Improving simulation accuracy of a drip irrigation tooth emitter: Simulation and verification of tooth tip fillet

Abstract

Numerical simulations are a reliable and commonly used research method for optimizing the structure of toothed labyrinth channels. However, simulations often involve a physical model of the sharp angle (SA) that is inconsistent with the actual emitter, which distorts the results to a certain extent. This study investigated two tooth-tip filleting methods (constant and variable angles) with five radii (r0.02–r0.10 mm) and compared them with SA, analysing impacts on hydraulic characteristics. Results showed sharp angles widened flow channels by 22.77–22.85 % versus r0.10 mm fillets, reduced emitter flow rates by 23.66–27.94 % under each pressure gradients, and overestimated energy dissipation by 40.36–43.41 %. Internally, SA increased wake vortex areas at tooth tips, Q-criterion vortex intensity was overestimated by 27.75–45.04 %, while mean flow velocity, turbulent kinetic energy (TKE), and TKE dissipation rates were overestimated by 12.66–14.10 %, 18.84–20.59 %, and 20.52–22.42 %, respectively.
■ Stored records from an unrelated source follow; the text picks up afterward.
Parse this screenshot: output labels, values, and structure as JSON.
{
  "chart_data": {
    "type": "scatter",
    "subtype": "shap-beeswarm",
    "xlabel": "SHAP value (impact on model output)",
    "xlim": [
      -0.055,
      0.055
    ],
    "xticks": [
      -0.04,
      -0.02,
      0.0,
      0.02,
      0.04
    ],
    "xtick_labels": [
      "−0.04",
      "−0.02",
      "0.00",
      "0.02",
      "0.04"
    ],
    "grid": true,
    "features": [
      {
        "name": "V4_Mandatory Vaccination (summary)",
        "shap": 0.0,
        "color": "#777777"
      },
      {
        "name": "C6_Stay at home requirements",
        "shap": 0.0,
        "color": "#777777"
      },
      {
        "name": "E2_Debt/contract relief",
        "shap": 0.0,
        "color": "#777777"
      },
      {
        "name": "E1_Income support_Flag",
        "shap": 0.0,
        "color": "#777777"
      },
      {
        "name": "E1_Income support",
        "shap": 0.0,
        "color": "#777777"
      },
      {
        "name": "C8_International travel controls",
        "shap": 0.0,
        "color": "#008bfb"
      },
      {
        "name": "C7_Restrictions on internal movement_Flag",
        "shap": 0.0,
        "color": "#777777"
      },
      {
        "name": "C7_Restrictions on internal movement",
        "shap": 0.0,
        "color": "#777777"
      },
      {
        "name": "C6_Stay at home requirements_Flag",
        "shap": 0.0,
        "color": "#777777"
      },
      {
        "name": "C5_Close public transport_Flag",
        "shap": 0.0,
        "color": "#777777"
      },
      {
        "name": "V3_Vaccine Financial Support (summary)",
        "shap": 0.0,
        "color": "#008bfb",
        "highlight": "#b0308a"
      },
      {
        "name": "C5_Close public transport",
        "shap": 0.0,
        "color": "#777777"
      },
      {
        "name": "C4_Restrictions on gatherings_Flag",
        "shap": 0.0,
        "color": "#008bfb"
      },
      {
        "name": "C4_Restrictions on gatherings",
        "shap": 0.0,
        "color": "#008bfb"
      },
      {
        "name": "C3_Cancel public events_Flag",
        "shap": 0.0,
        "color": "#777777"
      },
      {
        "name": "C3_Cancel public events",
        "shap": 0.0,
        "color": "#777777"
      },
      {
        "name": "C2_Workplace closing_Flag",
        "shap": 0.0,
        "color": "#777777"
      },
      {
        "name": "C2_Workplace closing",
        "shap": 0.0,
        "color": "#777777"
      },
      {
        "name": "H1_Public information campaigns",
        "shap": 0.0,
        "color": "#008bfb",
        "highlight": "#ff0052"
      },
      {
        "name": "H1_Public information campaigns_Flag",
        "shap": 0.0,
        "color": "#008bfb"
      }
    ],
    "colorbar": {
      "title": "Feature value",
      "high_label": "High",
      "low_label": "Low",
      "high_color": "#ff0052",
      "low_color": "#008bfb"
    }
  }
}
TKE and dissipation rate zones were overestimated by 50.51–57.96 % and 37.55–47.84 %. Hence, when the SA physical model was used to optimise the structure of the toothed labyrinth channel, in addition to the deviation from the physical structure of the emitter, there were large deviations in the simulation calculations of the flow rate, energy dissipation, and internal hydraulic characteristics. However, the filleted-tooth tip, which was consistent with the machining accuracy of the emitter, further improved the simulation accuracy. The results provide important reference values for the optimal design of drip irrigation emitters and reducing their processing costs.